To force a serial terminal to be the console
- Edit the /etc/boot.default file.
Find the entry -console auto. Change this entry to -console com. - Save the /etc/boot.default file and exit the editor.
- Plug the serial terminal into the serial port on the 3-DNS Controller.
- Turn on the serial terminal.
- Reboot the 3-DNS Controller.
Warning:
Once you configure a serial terminal as the console for the 3-DNS Controller, the following conditions apply:
Keyboard/monitor access is disabled, and logging in is only possible using Secure Shell (SSH), if configured, or the serial line.
If the /etc/boot.default file is corrupted, the system does not boot at all. Save a backup copy of the original file and keep a bootable CD-ROM on hand.

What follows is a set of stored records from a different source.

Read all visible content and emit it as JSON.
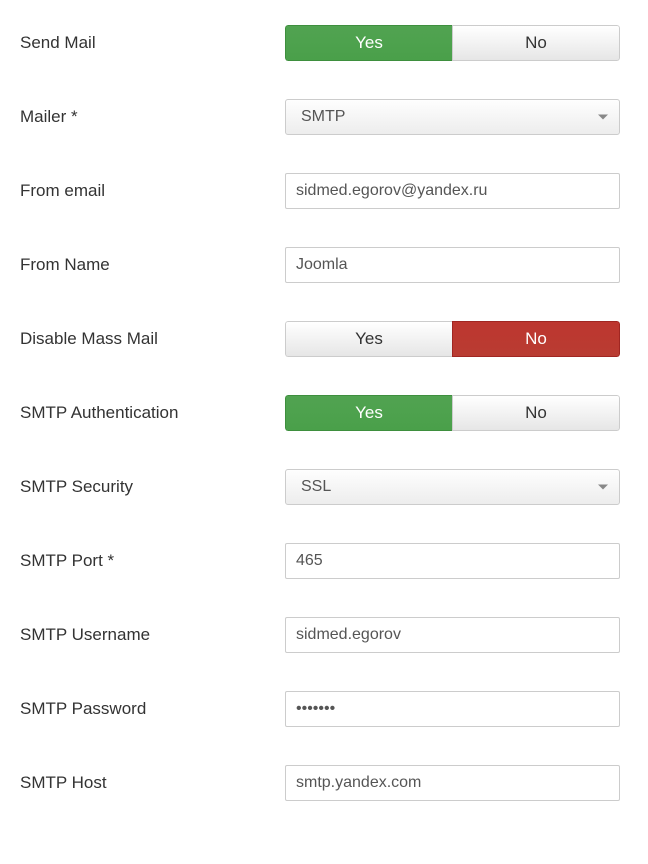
{
  "fields": {
    "send_mail": {
      "label": "Send Mail",
      "yes": "Yes",
      "no": "No",
      "selected": "yes"
    },
    "mailer": {
      "label": "Mailer *",
      "value": "SMTP"
    },
    "from_email": {
      "label": "From email",
      "value": "sidmed.egorov@yandex.ru"
    },
    "from_name": {
      "label": "From Name",
      "value": "Joomla"
    },
    "disable_mass_mail": {
      "label": "Disable Mass Mail",
      "yes": "Yes",
      "no": "No",
      "selected": "no"
    },
    "smtp_auth": {
      "label": "SMTP Authentication",
      "yes": "Yes",
      "no": "No",
      "selected": "yes"
    },
    "smtp_security": {
      "label": "SMTP Security",
      "value": "SSL"
    },
    "smtp_port": {
      "label": "SMTP Port *",
      "value": "465"
    },
    "smtp_username": {
      "label": "SMTP Username",
      "value": "sidmed.egorov"
    },
    "smtp_password": {
      "label": "SMTP Password",
      "value": "•••••••"
    },
    "smtp_host": {
      "label": "SMTP Host",
      "value": "smtp.yandex.com"
    }
  }
}
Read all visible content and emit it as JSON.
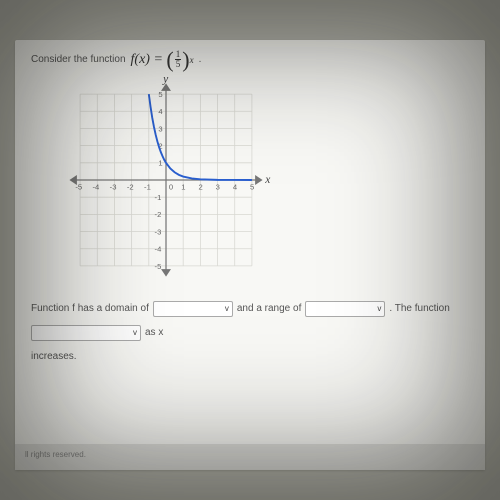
{
  "question": {
    "intro": "Consider the function",
    "fx_label": "f(x)",
    "equals": "=",
    "frac_num": "1",
    "frac_den": "5",
    "exponent": "x",
    "period": "."
  },
  "chart_data": {
    "type": "line",
    "title": "",
    "xlabel": "x",
    "ylabel": "y",
    "xlim": [
      -5,
      5
    ],
    "ylim": [
      -5,
      5
    ],
    "x_ticks": [
      -5,
      -4,
      -3,
      -2,
      -1,
      0,
      1,
      2,
      3,
      4,
      5
    ],
    "y_ticks": [
      -5,
      -4,
      -3,
      -2,
      -1,
      1,
      2,
      3,
      4,
      5
    ],
    "series": [
      {
        "name": "f(x)=(1/5)^x",
        "points": [
          [
            -1.0,
            5.0
          ],
          [
            -0.9,
            4.26
          ],
          [
            -0.8,
            3.62
          ],
          [
            -0.7,
            3.09
          ],
          [
            -0.6,
            2.63
          ],
          [
            -0.5,
            2.24
          ],
          [
            -0.4,
            1.9
          ],
          [
            -0.3,
            1.62
          ],
          [
            -0.2,
            1.38
          ],
          [
            -0.1,
            1.17
          ],
          [
            0.0,
            1.0
          ],
          [
            0.25,
            0.67
          ],
          [
            0.5,
            0.45
          ],
          [
            0.75,
            0.3
          ],
          [
            1.0,
            0.2
          ],
          [
            1.5,
            0.09
          ],
          [
            2.0,
            0.04
          ],
          [
            3.0,
            0.008
          ],
          [
            4.0,
            0.0016
          ],
          [
            5.0,
            0.00032
          ]
        ]
      }
    ]
  },
  "answer": {
    "t1": "Function f has a domain of",
    "t2": "and a range of",
    "t3": ". The function",
    "t4": "as x",
    "t5": "increases."
  },
  "footer_text": "ll rights reserved.",
  "icons": {
    "chevron": "v"
  }
}
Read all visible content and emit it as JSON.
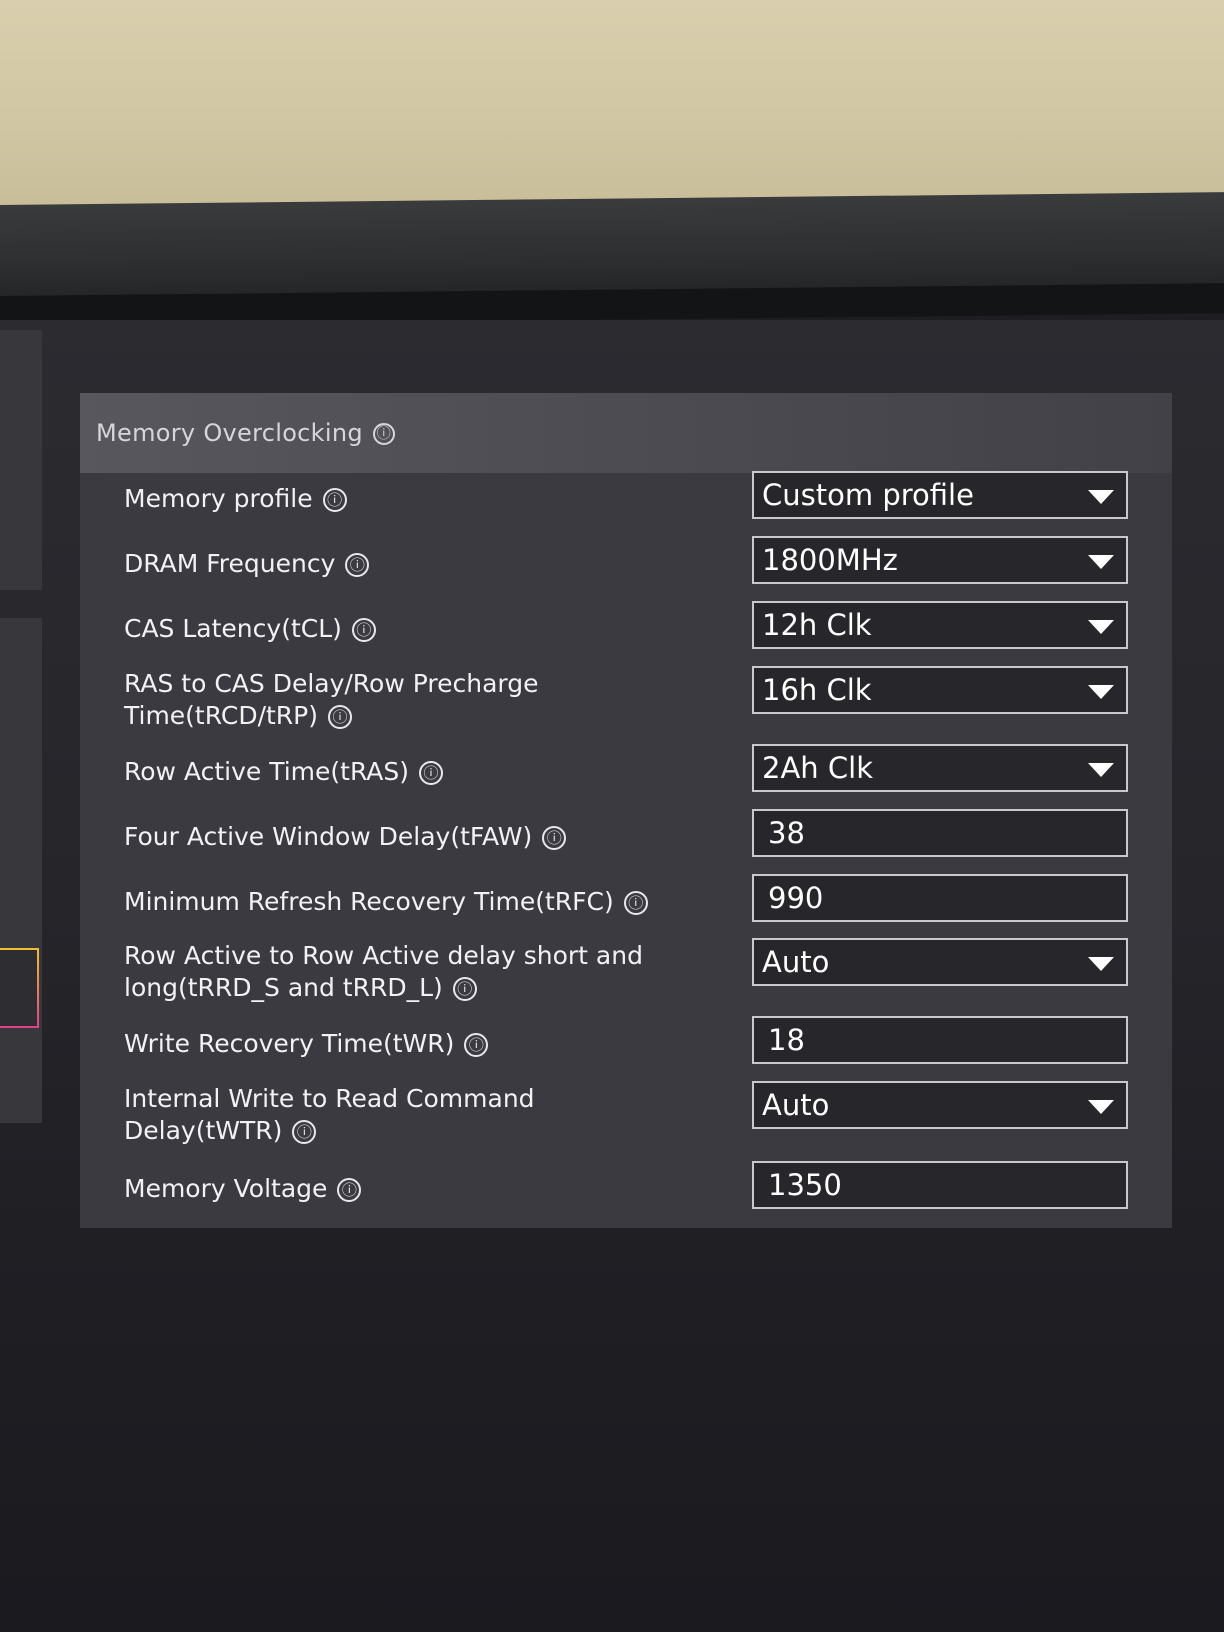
{
  "panel": {
    "title": "Memory Overclocking",
    "info_icon": "ⓘ"
  },
  "settings": [
    {
      "label_1": "Memory profile",
      "label_2": "",
      "value": "Custom profile",
      "type": "dropdown"
    },
    {
      "label_1": "DRAM Frequency",
      "label_2": "",
      "value": "1800MHz",
      "type": "dropdown"
    },
    {
      "label_1": "CAS Latency(tCL)",
      "label_2": "",
      "value": "12h Clk",
      "type": "dropdown"
    },
    {
      "label_1": "RAS to CAS Delay/Row Precharge",
      "label_2": "Time(tRCD/tRP)",
      "value": "16h Clk",
      "type": "dropdown"
    },
    {
      "label_1": "Row Active Time(tRAS)",
      "label_2": "",
      "value": "2Ah Clk",
      "type": "dropdown"
    },
    {
      "label_1": "Four Active Window Delay(tFAW)",
      "label_2": "",
      "value": "38",
      "type": "input"
    },
    {
      "label_1": "Minimum Refresh Recovery Time(tRFC)",
      "label_2": "",
      "value": "990",
      "type": "input"
    },
    {
      "label_1": "Row Active to Row Active delay short and",
      "label_2": "long(tRRD_S and tRRD_L)",
      "value": "Auto",
      "type": "dropdown"
    },
    {
      "label_1": "Write Recovery Time(tWR)",
      "label_2": "",
      "value": "18",
      "type": "input"
    },
    {
      "label_1": "Internal Write to Read Command",
      "label_2": "Delay(tWTR)",
      "value": "Auto",
      "type": "dropdown"
    },
    {
      "label_1": "Memory Voltage",
      "label_2": "",
      "value": "1350",
      "type": "input"
    }
  ]
}
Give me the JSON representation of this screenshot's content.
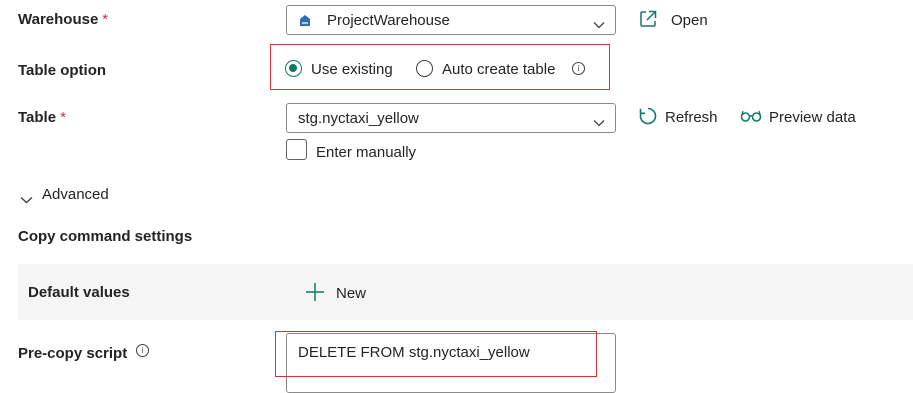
{
  "warehouse": {
    "label": "Warehouse",
    "required_mark": "*",
    "selected": "ProjectWarehouse",
    "open_label": "Open"
  },
  "table_option": {
    "label": "Table option",
    "options": [
      {
        "label": "Use existing",
        "selected": true
      },
      {
        "label": "Auto create table",
        "selected": false
      }
    ]
  },
  "table": {
    "label": "Table",
    "required_mark": "*",
    "selected": "stg.nyctaxi_yellow",
    "refresh_label": "Refresh",
    "preview_label": "Preview data",
    "enter_manually_label": "Enter manually",
    "enter_manually_checked": false
  },
  "advanced": {
    "label": "Advanced"
  },
  "copy_command": {
    "title": "Copy command settings",
    "default_values_label": "Default values",
    "new_label": "New"
  },
  "pre_copy": {
    "label": "Pre-copy script",
    "value": "DELETE FROM stg.nyctaxi_yellow"
  },
  "colors": {
    "accent": "#117865",
    "highlight_border": "#d13438",
    "required": "#c4314b"
  }
}
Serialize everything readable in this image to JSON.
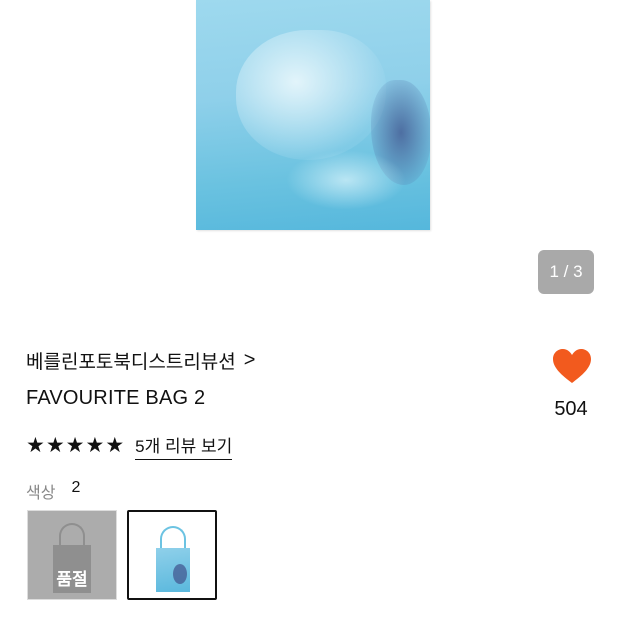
{
  "product": {
    "brand": "베를린포토북디스트리뷰션",
    "brand_chevron": ">",
    "name": "FAVOURITE BAG 2",
    "image_pager": "1 / 3",
    "image_index": 1,
    "image_total": 3
  },
  "likes": {
    "count": "504",
    "icon": "heart-icon",
    "color": "#f25a1e"
  },
  "rating": {
    "stars": 5,
    "star_glyph": "★",
    "reviews_link": "5개 리뷰 보기"
  },
  "color_options": {
    "label": "색상",
    "count": "2",
    "options": [
      {
        "badge": "품절",
        "sold_out": true,
        "selected": false
      },
      {
        "badge": "",
        "sold_out": false,
        "selected": true
      }
    ]
  }
}
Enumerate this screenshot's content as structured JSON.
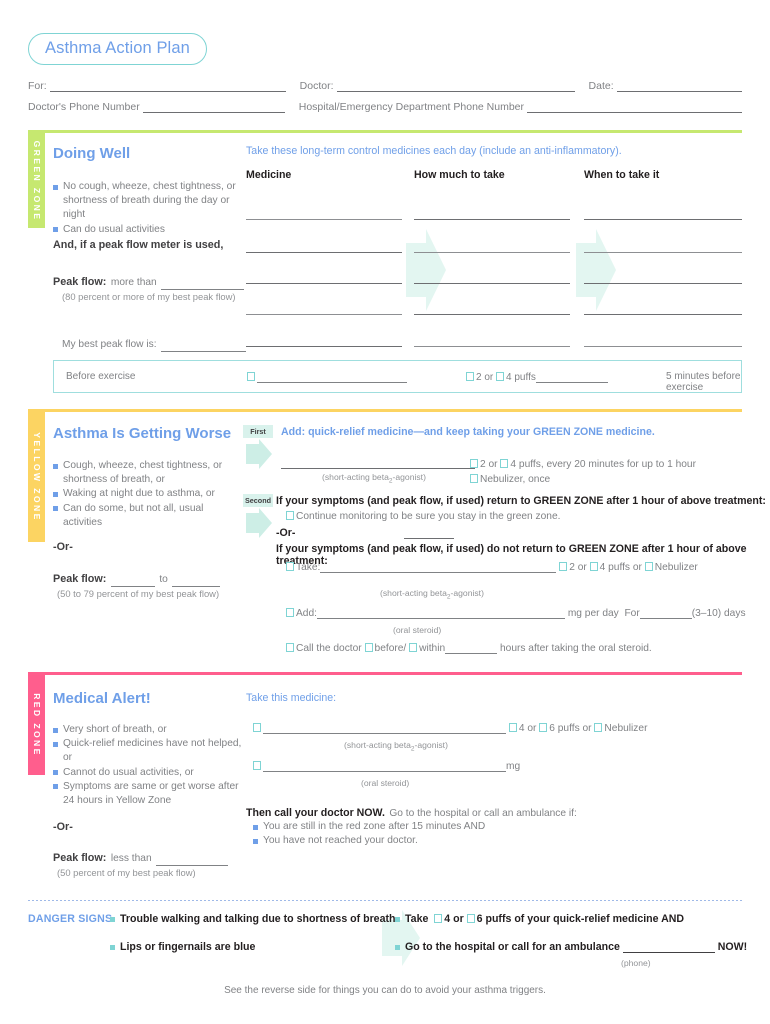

The /etc/boot.default file must contain either the line: -console com or the line: -console auto. Do not configure both settings. This could cause problems when you attempt to boot the system.
Shutting down the 3-DNS Controller
When you need to turn the 3-DNS Controller completely off, you need to complete two tasks. The first task is to shut down the 3-DNS software. After you shut down the 3-DNS software, you can turn off the power to the system.
To shut down the 3-DNS software from the command line
- To shut down the 3-DNS software, type the following command:
halt
- When you see the following message, it is safe to turn off the power to the physical system:
System is halted, hit reset, turn power off, or press return to reboot
Warning:
Do not remove the power supply from the power source to turn off the 3-DNS Controller. Doing so may result in irrevocable damage to the system.